The widespread collection of data by spy agencies, as revealed by Edward Snowden, would likely include MPs' communications due to the "sheer scale of information" collected, it was argued. But the MPs believed this is a breach of the rule.

The IPT, though, said the doctrine, created by then-Prime Minister Harold Wilson in 1966, isn't a law, and therefore there is no necessity for spy agencies to comply with it. The IPT ruling said:

We are satisfied that the Wilson Doctrine is not enforceable in English law by the claimants or other MPs or peers by way of legitimate expectation. The Wilson Doctrine has no legal effect, but in practise the agencies must comply with... their own guidance. The regime for the interception of parliamentarians' communications is in accordance with the law.

Lucas called the result a "body blow" for democracy.

My constituents have a right to know that their communications with me aren't subject to blanket surveillance - yet this ruling suggests that they have no such protection.

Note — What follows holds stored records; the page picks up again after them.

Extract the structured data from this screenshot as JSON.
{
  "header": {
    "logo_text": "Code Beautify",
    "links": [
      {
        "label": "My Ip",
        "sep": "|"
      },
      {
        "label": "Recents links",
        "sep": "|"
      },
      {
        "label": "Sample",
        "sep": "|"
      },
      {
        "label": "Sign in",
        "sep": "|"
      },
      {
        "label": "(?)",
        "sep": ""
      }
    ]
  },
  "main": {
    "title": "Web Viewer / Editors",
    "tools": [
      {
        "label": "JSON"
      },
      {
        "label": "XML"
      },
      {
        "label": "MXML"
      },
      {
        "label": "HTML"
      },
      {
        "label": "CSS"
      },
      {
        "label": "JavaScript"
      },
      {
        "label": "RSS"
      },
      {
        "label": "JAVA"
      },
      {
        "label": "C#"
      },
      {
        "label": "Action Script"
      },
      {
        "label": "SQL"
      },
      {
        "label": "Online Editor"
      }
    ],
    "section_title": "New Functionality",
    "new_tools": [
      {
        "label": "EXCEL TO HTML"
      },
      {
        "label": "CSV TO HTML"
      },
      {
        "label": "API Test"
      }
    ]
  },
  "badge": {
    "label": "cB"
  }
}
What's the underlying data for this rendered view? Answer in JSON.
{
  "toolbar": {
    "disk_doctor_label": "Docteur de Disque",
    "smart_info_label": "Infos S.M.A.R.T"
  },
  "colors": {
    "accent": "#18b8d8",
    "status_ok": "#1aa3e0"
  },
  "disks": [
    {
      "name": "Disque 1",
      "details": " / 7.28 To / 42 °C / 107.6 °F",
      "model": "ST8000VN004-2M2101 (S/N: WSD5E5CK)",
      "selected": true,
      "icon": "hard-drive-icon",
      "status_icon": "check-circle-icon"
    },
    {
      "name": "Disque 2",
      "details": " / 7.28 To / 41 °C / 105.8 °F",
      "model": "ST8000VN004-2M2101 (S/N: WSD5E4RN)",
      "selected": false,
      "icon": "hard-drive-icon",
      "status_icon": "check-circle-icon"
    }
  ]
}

Parliamentarians must be a trusted source for whistleblowers and those wishing to challenge the actions of the government.

That's why upcoming legislation on surveillance must include a provision to protect the communications of MPs, peers, MSPs, AMs and MEPs from extra-judicial spying. The prime minister has been deliberately ambiguous on this issue - showing utter disregard for the privacy of those wanting to contact parliamentarians.